Copilot commented on code in PR #61843:
URL: https://github.com/apache/doris/pull/61843#discussion_r3004429869
##########
fe/fe-core/src/main/java/org/apache/doris/common/util/S3Util.java:
##########
@@ -597,11 +606,30 @@ private static List<Character>
expandBracketContent(String content) {
*/
public static List<String> expandBracePatterns(String pathPattern) {
List<String> result = new ArrayList<>();
- expandBracePatternsRecursive(pathPattern, result);
+ expandBracePatternsRecursive(pathPattern, result, 0);
return result;
}
- private static void expandBracePatternsRecursive(String pattern,
List<String> result) {
+ /**
+ * Expand brace patterns with a limit on the number of expanded paths.

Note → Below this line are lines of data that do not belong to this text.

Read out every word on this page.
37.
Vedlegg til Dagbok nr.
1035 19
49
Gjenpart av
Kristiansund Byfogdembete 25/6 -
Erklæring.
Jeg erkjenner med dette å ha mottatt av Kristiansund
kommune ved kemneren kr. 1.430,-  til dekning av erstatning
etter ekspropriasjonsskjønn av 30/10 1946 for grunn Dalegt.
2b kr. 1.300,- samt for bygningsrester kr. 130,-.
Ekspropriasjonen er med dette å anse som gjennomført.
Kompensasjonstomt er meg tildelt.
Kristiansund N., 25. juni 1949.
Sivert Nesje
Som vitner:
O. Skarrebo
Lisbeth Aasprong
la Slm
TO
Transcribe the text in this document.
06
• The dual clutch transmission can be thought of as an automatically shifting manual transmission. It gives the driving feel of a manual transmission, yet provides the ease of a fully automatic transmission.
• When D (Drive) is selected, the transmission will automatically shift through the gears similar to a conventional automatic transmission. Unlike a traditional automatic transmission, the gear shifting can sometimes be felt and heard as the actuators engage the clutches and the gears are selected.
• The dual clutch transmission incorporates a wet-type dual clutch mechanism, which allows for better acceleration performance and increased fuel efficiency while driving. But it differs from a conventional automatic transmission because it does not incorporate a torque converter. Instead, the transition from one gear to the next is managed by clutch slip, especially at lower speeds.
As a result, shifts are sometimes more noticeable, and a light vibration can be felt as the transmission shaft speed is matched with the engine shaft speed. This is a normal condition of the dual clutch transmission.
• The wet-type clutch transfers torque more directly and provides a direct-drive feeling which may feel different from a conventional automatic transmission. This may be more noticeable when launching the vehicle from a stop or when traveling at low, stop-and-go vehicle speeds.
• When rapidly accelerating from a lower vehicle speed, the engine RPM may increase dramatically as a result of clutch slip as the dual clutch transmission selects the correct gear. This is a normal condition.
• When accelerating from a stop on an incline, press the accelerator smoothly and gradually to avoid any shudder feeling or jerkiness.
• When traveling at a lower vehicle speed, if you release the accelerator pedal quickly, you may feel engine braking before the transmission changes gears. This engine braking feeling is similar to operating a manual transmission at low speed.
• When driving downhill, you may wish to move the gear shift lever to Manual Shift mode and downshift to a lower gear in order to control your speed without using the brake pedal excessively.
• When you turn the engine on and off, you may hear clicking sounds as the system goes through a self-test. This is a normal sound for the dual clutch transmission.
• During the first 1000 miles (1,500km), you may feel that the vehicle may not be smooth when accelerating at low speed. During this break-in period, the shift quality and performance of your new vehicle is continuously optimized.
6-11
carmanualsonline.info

+ * Stops expansion early if the limit is exceeded, avoiding large
allocations.
+ *
+ * @param pathPattern Path with optional brace patterns
+ * @param maxPaths Maximum number of expanded paths allowed (must be > 0)
+ * @return List of expanded concrete paths
+ * @throws BraceExpansionTooLargeException if expansion exceeds maxPaths
+ */
+ public static List<String> expandBracePatterns(String pathPattern, int
maxPaths) {
Review Comment:
`expandBracePatterns(String, int)` Javadoc says `maxPaths` must be > 0, but
the implementation treats 0/negative as “unlimited”. Since callers pass
`Config.s3_head_request_max_paths`, setting that config to 0 (which previously
effectively disabled the HEAD optimization) would now remove the limit and
could trigger unbounded expansion / excessive HEAD requests. Please clarify and
enforce the contract (e.g., reject `maxPaths <= 0` in this overload and keep
“unlimited” only for the 1-arg method, or update the config semantics/docs
accordingly).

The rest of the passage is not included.